Hunter could only shake his head. When he considered what he knew about the panic sweeping the continent, added in the destruction of nearly half of the country’s gasoline and jet fuel reserves and the totally bizarre battle the night before, the appearance of a gigantic submarine almost seemed like a piece of comic relief to him.
In fact, the last two days had been so strange, he was at a point where he’d believe just about anything was possible.
Before happening upon the battle at Montauk, he had spent most of the previous forty-eight hours sweeping up and down the waters of southern New England and Long Island Sound, looking for any signs of the raiders who had snatched Dominique and Yaz. The search had not only been unsuccessful, it had been incredibly frustrating to boot. Not only did he face the task of searching over hundreds of square miles of ocean, he also had to deal with the extra hassle of trying to get JP-8 fuel for the Harrier.

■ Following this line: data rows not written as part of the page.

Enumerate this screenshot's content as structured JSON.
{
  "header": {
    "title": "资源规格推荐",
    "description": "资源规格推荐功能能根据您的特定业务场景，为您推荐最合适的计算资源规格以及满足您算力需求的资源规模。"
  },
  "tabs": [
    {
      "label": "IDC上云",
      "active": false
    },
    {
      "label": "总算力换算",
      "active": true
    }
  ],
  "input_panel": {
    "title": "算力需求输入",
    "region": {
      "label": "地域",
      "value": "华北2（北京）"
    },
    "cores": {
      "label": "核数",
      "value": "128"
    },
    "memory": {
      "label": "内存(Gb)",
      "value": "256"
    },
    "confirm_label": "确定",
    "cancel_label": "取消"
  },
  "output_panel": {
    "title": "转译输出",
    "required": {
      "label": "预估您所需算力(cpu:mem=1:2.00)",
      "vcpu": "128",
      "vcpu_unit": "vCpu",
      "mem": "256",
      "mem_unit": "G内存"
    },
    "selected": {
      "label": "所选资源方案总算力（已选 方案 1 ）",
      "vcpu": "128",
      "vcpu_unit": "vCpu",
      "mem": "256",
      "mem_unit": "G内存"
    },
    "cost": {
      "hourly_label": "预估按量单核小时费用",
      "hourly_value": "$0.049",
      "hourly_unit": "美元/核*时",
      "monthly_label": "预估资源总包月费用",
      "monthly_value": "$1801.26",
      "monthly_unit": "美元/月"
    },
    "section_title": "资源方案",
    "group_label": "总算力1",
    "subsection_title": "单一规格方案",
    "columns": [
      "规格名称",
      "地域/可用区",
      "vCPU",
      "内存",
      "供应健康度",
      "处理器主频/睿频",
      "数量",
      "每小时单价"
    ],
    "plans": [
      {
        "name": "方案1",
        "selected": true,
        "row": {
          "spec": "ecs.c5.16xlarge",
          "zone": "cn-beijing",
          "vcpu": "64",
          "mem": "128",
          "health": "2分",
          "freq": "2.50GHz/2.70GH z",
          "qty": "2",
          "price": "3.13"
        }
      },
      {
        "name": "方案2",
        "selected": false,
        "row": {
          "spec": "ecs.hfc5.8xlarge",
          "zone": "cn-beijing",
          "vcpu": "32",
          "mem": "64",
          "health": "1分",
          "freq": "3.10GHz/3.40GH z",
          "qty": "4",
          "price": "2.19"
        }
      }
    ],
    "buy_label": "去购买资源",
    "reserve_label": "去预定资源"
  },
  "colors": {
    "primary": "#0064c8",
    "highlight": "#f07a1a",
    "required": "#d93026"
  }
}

He had spent eight hours of precious time trying to convince the commanders of a reserve naval air station in old Rhode Island that he was, in fact, Major Hawk Hunter of the U
nited American Armed Forces and that he needed as much of their jet fuel as they could spare. Trouble was, no one paid much attention to him—they were too worried about being overrun by the ghostly horde of axe-wielding cannibalistic rapists. Hunter tried everything, including offering a bribe to the fueling crew, but still, no one would budge.
Finally it took a direct order via telex from Commander in Chief General Dave Jones himself to convince the naval officers to fill the Harrier’s tanks.
It was dark by the time he finally took off from the naval station, and he immediately resumed his search of the coastal waters around Block Island Sound. Then, around midnight, his extraordinary sixth sense had begun flashing. Although nothing had registered on his various cockpit instruments, somehow he just “knew” that the raiders were close by. It was only a few minutes later that he spotted the first shots of the battle between the militiamen and the raiders on Montauk Point. After that, all it took was one sweep of the shoreline to distinguish friend from foe.
Ten minutes was all that was needed for him to empty both his Aden cannons into the scores of invaders along the beach. Then he turned out to sea just as the submarine—little more than a glint of light in the pitch-black dark and a mass of interference on his cockpit’s look-down radar—was submerging.
Although he could have destroyed it outright, he chose to deliver just the one well-aimed thousand-pound GPU bomb to the boat’s rear end. Hitting the props dead-on, he disabled the vessel immediately. There were several reasons behind this somewhat measured response: in strictly military terms, he knew that capturing the vessel intact would provide many clues as to who the raiders were.
However, he also had an overriding personal reason for not sinking the boat on the spot; this was the possibility that Dominique and Yaz might be aboard.